Ниже первого этажа музея – портал исходной церкви. Вроде уже без экспонируемых артефактов, но связность усиливается, становясь даже материально-исторической.

 

Тут же, ещё ниже – что-то римское. Колумба же метрах в трёхстах от Кёльнского собора, а по дороге к нему будет и Römisch-Germanische Museum der Stadt Köln с романскими древностями. Потому что вся эта часть города – их исходное поселение (Кёльн, Cologne – от слова «колония», которая конкретно римская).

И эти раскопы вошли в общий музейный комплект. Так вот всё там сводится и связывается. А лучший вариант сведения, по мне, – в Raum 7, в одной из витрин.

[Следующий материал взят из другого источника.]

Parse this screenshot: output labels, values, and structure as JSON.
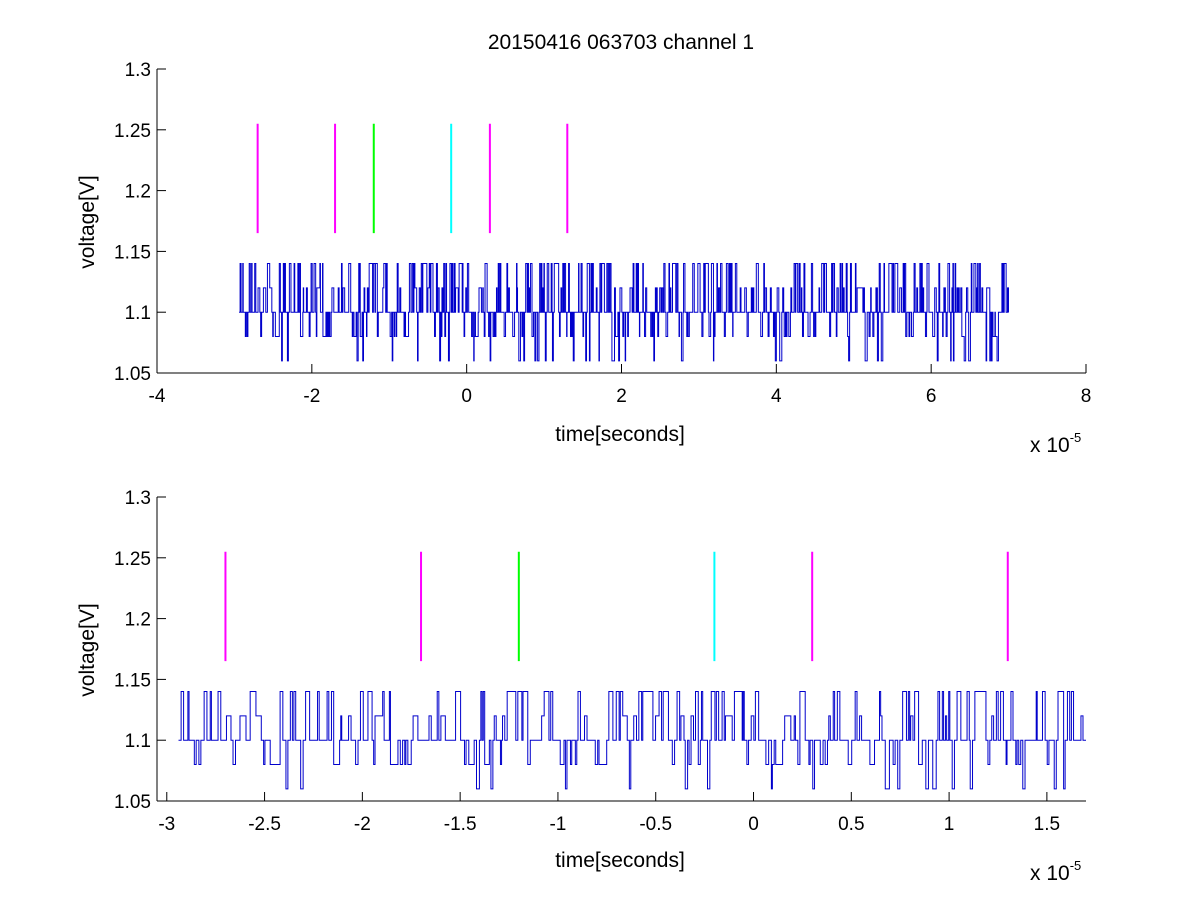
{
  "chart_data": [
    {
      "type": "line",
      "title": "20150416 063703 channel 1",
      "xlabel": "time[seconds]",
      "ylabel": "voltage[V]",
      "x_multiplier": "x 10",
      "x_exponent": "-5",
      "xlim": [
        -4,
        8
      ],
      "ylim": [
        1.05,
        1.3
      ],
      "xticks": [
        -4,
        -2,
        0,
        2,
        4,
        6,
        8
      ],
      "xtick_labels": [
        "-4",
        "-2",
        "0",
        "2",
        "4",
        "6",
        "8"
      ],
      "yticks": [
        1.05,
        1.1,
        1.15,
        1.2,
        1.25,
        1.3
      ],
      "ytick_labels": [
        "1.05",
        "1.1",
        "1.15",
        "1.2",
        "1.25",
        "1.3"
      ],
      "grid": false,
      "signal": {
        "color": "#0000cc",
        "x_start": -2.94,
        "x_end": 7.0,
        "baseline": 1.1,
        "levels": [
          1.06,
          1.08,
          1.1,
          1.12,
          1.14
        ]
      },
      "markers": [
        {
          "x": -2.7,
          "y_from": 1.165,
          "y_to": 1.255,
          "color": "#ff00ff"
        },
        {
          "x": -1.7,
          "y_from": 1.165,
          "y_to": 1.255,
          "color": "#ff00ff"
        },
        {
          "x": -1.2,
          "y_from": 1.165,
          "y_to": 1.255,
          "color": "#00ff00"
        },
        {
          "x": -0.2,
          "y_from": 1.165,
          "y_to": 1.255,
          "color": "#00ffff"
        },
        {
          "x": 0.3,
          "y_from": 1.165,
          "y_to": 1.255,
          "color": "#ff00ff"
        },
        {
          "x": 1.3,
          "y_from": 1.165,
          "y_to": 1.255,
          "color": "#ff00ff"
        }
      ]
    },
    {
      "type": "line",
      "xlabel": "time[seconds]",
      "ylabel": "voltage[V]",
      "x_multiplier": "x 10",
      "x_exponent": "-5",
      "xlim": [
        -3.05,
        1.7
      ],
      "ylim": [
        1.05,
        1.3
      ],
      "xticks": [
        -3,
        -2.5,
        -2,
        -1.5,
        -1,
        -0.5,
        0,
        0.5,
        1,
        1.5
      ],
      "xtick_labels": [
        "-3",
        "-2.5",
        "-2",
        "-1.5",
        "-1",
        "-0.5",
        "0",
        "0.5",
        "1",
        "1.5"
      ],
      "yticks": [
        1.05,
        1.1,
        1.15,
        1.2,
        1.25,
        1.3
      ],
      "ytick_labels": [
        "1.05",
        "1.1",
        "1.15",
        "1.2",
        "1.25",
        "1.3"
      ],
      "grid": false,
      "signal": {
        "color": "#0000cc",
        "x_start": -2.94,
        "x_end": 1.7,
        "baseline": 1.1,
        "levels": [
          1.06,
          1.08,
          1.1,
          1.12,
          1.14
        ]
      },
      "markers": [
        {
          "x": -2.7,
          "y_from": 1.165,
          "y_to": 1.255,
          "color": "#ff00ff"
        },
        {
          "x": -1.7,
          "y_from": 1.165,
          "y_to": 1.255,
          "color": "#ff00ff"
        },
        {
          "x": -1.2,
          "y_from": 1.165,
          "y_to": 1.255,
          "color": "#00ff00"
        },
        {
          "x": -0.2,
          "y_from": 1.165,
          "y_to": 1.255,
          "color": "#00ffff"
        },
        {
          "x": 0.3,
          "y_from": 1.165,
          "y_to": 1.255,
          "color": "#ff00ff"
        },
        {
          "x": 1.3,
          "y_from": 1.165,
          "y_to": 1.255,
          "color": "#ff00ff"
        }
      ]
    }
  ]
}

Здесь собраны Alexandra Shriefers (датировано 1967–1972) – тетрадка сверху-справа, в ней просто изгибающиеся линии (по годам понятно, что там неподалеку Fluxus); книга Лоренса Стерна о Тристраме Шенди (издания 1774 года, раскрытая на той странице части 6, где примерно такие же линии) и бутылочка с теми же линиями. Связи как бы никакой, но – вот же она. Бутылочка – III века, так что она раньше всех. Вряд ли она повлияла на Стерна, но Шриферс со Стерном могла соотнестись. И не так что эти линии задают связь, они её, скорее, маркируют. Да, в этой витрине задают её по факту, но само ощущение они именно маркируют. Связь существует или возникает, материализуется такой или сякой стилистикой, здесь – этими линиями. Универсальный способ сборки не используется (например – хронологический), тогда бы залы и витрины оказались выстроенными по шаблону. Варианты сборки разные уже и стилистически, но разные типы сборок друг другу не мешают. Понятны и постоянные перемены экспозиции – иначе ни о каком сведении различных вещей и речи не будет: так, просто один раз составили этакий музейный арт-объект.

Надо полагать, всегда можно найти точку, в которой можно собирать – не так что создавать, но фиксировать – связи между тем, что попало в поле внимания. Не связываемые объекты, а саму связность, каждый эпизод которой сам по себе тоже объект. И эта точка, и связность будут не в чьём-то частном выдуманном мире. Здесь, тут всё это – и само невидимое, даже не вызывающее нормативной реакции психики, связующее – тоже. Сгусток связности какой-то, теоретически его можно сделать где угодно и по-разному, ну, а в Колумбе уже не теория, а практика и конкретный результат.